Dublin-based rock band The Murder Capital dropped their debut album When I Have Fears in August of 2019. The quintet signed to Human Season Records in 2018 and found a producer in Flood, the engineer behind the work of artists from PJ Harvey to U2 to Nine Inch Nails. A close friend’s suicide inspired the album’s title and its themes of death and mental illness; the band’s home city informed lyrics about gentrification and homelessness in the name of development. Murder Capital employs an angry post-punk sound brimming with tenderness and vulnerability, culminating in a powerful and nuanced record.
“For Everything” kicks off the album with distant guitar wails, foreboding feedback thudding, and an irregular racing beat that warps into an unrelenting bass and drums line. Guitar players Damien Tuit and Cathal Roper play duet lines, matching each other note for note and creating a tense conversation between sounds. A precise meter and rhyme scheme directs the bleak lyrics, keeping up with the tone the instrumentation built. Just when it seems like the song has a certain structure, it takes a turn in the latter half for the slower, cleaner, and sadder.

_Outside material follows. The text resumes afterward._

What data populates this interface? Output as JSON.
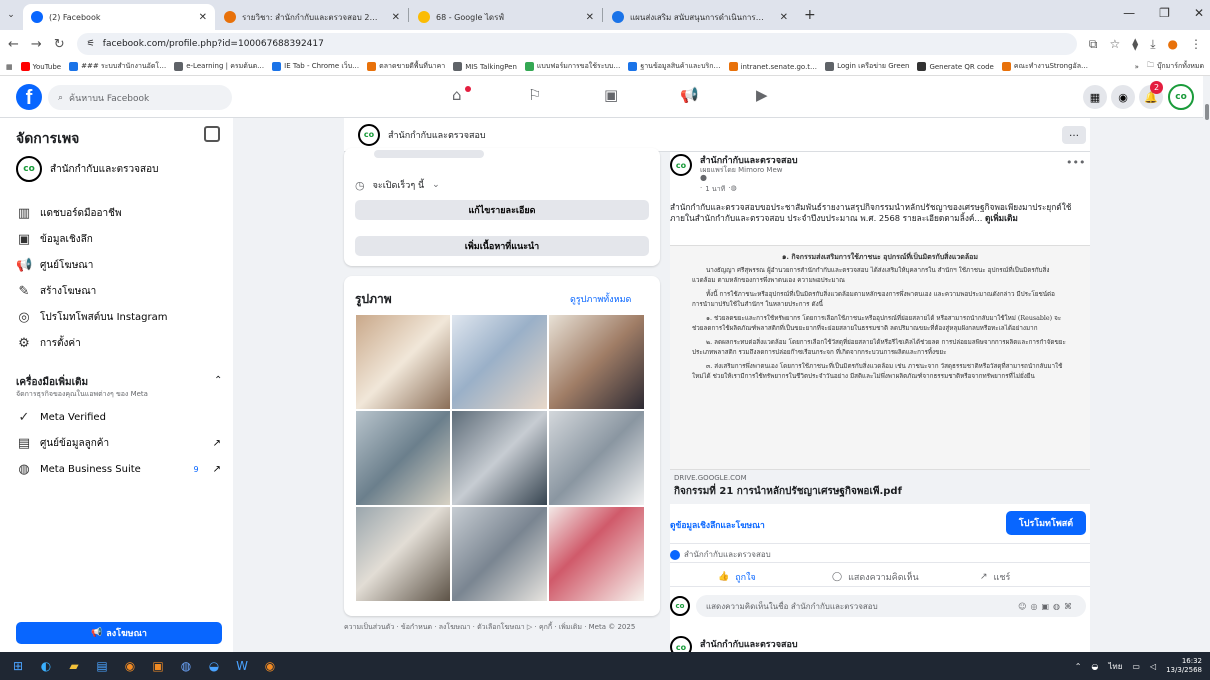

Vocalist James McGovern sends the song out with a chant-like refrain over bare drumming: “For everything, for nothing.”
The longest track on the record is the slow-burning “Green & Blue.” Between the drums fluttering between chambers in the mix, the rumbling bass, and the melancholy guitar riffs, this song wraps itself tight around the listener before the vocal line starts. McGovern’s vocals are aching and expressive; the bridge features one of the most delicate singing moments on the album, a welcome contrast to the Diarmuid Brennan’s rapid, fiery drumming. “Green & Blue” shifts and evolves over its six minutes into one of the most rewarding songs on When I Have Fears.
“On Twisted Ground” is a standout track, a minor key downshift song that introduces itself with a beautiful, promising chord progression. McGovern’s baritone shines here and elevates the lyrics from moody to wounding. The inflections that creep into his voice adds to the song’s moving message. At times he sings a hair above a whisper, another time a forceful low note, the next a weepy warble ekes itself out. Knowing that the album was inspired by the tragic loss of a friend to mental illness, hearing McGovern sound near tears has he repeats “You could have watched it all” is bound to tighten chests or elicit wet eyes.
Despite the straightforward punk rock sound, this record has a few moments of surprise: the viola outro on “Slowdance II” and the piano-led “How the Streets Adore Me Now” are sonic standouts. The musicianship throughout is never in question; Gabriel Paschal Blake’s bass playing doesn’t receive the same spotlight time that the guitars and drums get, but it lays a vital foundation in all of the songs that would be missed without it. The Murder Capital brings a mournful edge to the blossoming Irish punk scene, and their debut record earns its stripes.